European Journal of Operational Research
Publication Date
DOI: 10.1016/j.ejor.2006.03.038
  • Lot Sizing
  • Scheduling
  • Elsp
  • Capacity Constrained
  • Initial Inventories
  • Economics
  • Mathematics


Abstract A heuristic scheduling policy is introduced for a multi-item, single-machine production facility. The scheduling policy uses the presumed optimal order quantities derived from solving an Economic Lot Size Problem and checks that the quantities obtain a feasible production schedule according to current inventory levels and expected demand rates. If not, the scheduling policy modifies the order quantities to achieve a possible solution without shortages. The scheduling policy is inspired by modification of the similar heuristic Dynamic Cycle Lengths Policy by Leachman and Gascon from 1988, 1991. The main characteristics of this scheduling policy are successive batches of the same item are treated explicitly, due to that it is quite possible that one item be manufactured several times before one other item is manufactured once more; the batches are ordered in increasing run-out time; if the existing situation creates stock-outs with ordinary order quantities, then the order quantities are decreased with a common scaling factor to try to prevent inventory shortages; in case the decrease of the order quantities changes expected run-out times, the batches are reordered after new run-out times; no filling up to an explicit inventory level is done, the filling up is done by the desirable order quantity; to prevent possible excess inventory the policy suggests time periods where no production should be performed.

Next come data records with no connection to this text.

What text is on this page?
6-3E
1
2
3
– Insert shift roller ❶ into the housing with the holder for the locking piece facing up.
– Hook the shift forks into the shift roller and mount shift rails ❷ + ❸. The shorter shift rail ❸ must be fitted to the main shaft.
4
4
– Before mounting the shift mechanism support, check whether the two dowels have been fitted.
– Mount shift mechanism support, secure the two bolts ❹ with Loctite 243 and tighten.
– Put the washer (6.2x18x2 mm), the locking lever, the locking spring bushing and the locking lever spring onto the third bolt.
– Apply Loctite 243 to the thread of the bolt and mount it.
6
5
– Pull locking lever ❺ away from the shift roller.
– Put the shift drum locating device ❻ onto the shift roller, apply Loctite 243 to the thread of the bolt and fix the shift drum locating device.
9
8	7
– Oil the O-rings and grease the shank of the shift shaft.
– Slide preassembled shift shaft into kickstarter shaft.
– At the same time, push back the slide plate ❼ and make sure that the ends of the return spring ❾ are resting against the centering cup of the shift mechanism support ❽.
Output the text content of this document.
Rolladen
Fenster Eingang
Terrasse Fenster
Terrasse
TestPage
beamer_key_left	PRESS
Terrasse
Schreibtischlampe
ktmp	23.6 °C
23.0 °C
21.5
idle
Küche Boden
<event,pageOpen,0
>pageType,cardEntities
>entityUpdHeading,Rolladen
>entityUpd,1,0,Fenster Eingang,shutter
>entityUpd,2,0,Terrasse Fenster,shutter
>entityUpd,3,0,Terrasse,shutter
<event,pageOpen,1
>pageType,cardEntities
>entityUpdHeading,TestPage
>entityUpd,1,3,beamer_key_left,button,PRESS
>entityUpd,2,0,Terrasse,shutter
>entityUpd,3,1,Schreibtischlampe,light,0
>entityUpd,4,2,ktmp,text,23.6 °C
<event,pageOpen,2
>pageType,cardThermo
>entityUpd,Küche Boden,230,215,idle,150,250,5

The scheduling policy contains no economical evaluation; this is supposed to be done when the order quantities are calculated, the policy prevents shortages and excess inventory. A numerical example illustrates the suggested scheduling policy. Finally, it is discussed as to how the policy can also take into account stochastic behaviour of the demand rates and compensate the schedule by applying appropriate safety times.